Écrasés par les ennemis qui, de toutes parts, surgissaient contre eux, aux cris mille fois répétés de : – Vive la Patrie ! vive le Chili ! vive la Liberté ! les soldats reculaient pas à pas, abandonnant les uns après les autres les différents postes, dont, au commencement de l’action, ils s’étaient emparés, et ils se massaient sur la place Mayor dont, à leur tour, ils avaient, eux aussi, barricadé les issues.

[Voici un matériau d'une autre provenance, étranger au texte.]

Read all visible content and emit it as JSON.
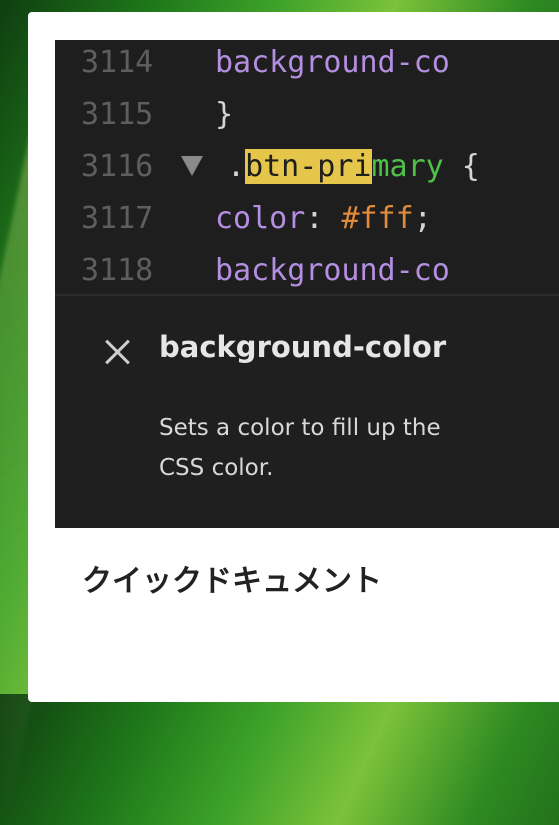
{
  "editor": {
    "lines": [
      {
        "number": "3114",
        "parts": [
          {
            "cls": "prop",
            "text": "    background-co"
          }
        ]
      },
      {
        "number": "3115",
        "parts": [
          {
            "cls": "punc",
            "text": "  }"
          }
        ]
      },
      {
        "number": "3116",
        "parts": [
          {
            "cls": "punc",
            "text": "."
          },
          {
            "cls": "hl",
            "text": "btn-pri"
          },
          {
            "cls": "sel",
            "text": "mary"
          },
          {
            "cls": "punc",
            "text": " {"
          }
        ]
      },
      {
        "number": "3117",
        "parts": [
          {
            "cls": "prop",
            "text": "    color"
          },
          {
            "cls": "punc",
            "text": ": "
          },
          {
            "cls": "val",
            "text": "#fff"
          },
          {
            "cls": "punc",
            "text": ";"
          }
        ]
      },
      {
        "number": "3118",
        "parts": [
          {
            "cls": "prop",
            "text": "    background-co"
          }
        ]
      }
    ]
  },
  "quick_doc": {
    "title": "background-color",
    "description_line1": "Sets a color to fill up the",
    "description_line2": "CSS color."
  },
  "caption": "クイックドキュメント",
  "colors": {
    "editor_bg": "#1e1e1e",
    "property": "#b48ee0",
    "selector": "#4fc14a",
    "highlight": "#e5c54a",
    "value": "#e08a3a"
  }
}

La ville était au pouvoir des insurgés ; la bataille désormais concentrée sur un point, il n’était plus difficile de prévoir à qui resterait la victoire, car les soldats découragés par le mauvais succès de leur coup de main, et comprenant qu’ils s’étaient faits les champions d’une cause perdue, ne combattaient plus que pour obtenir des conditions honorables.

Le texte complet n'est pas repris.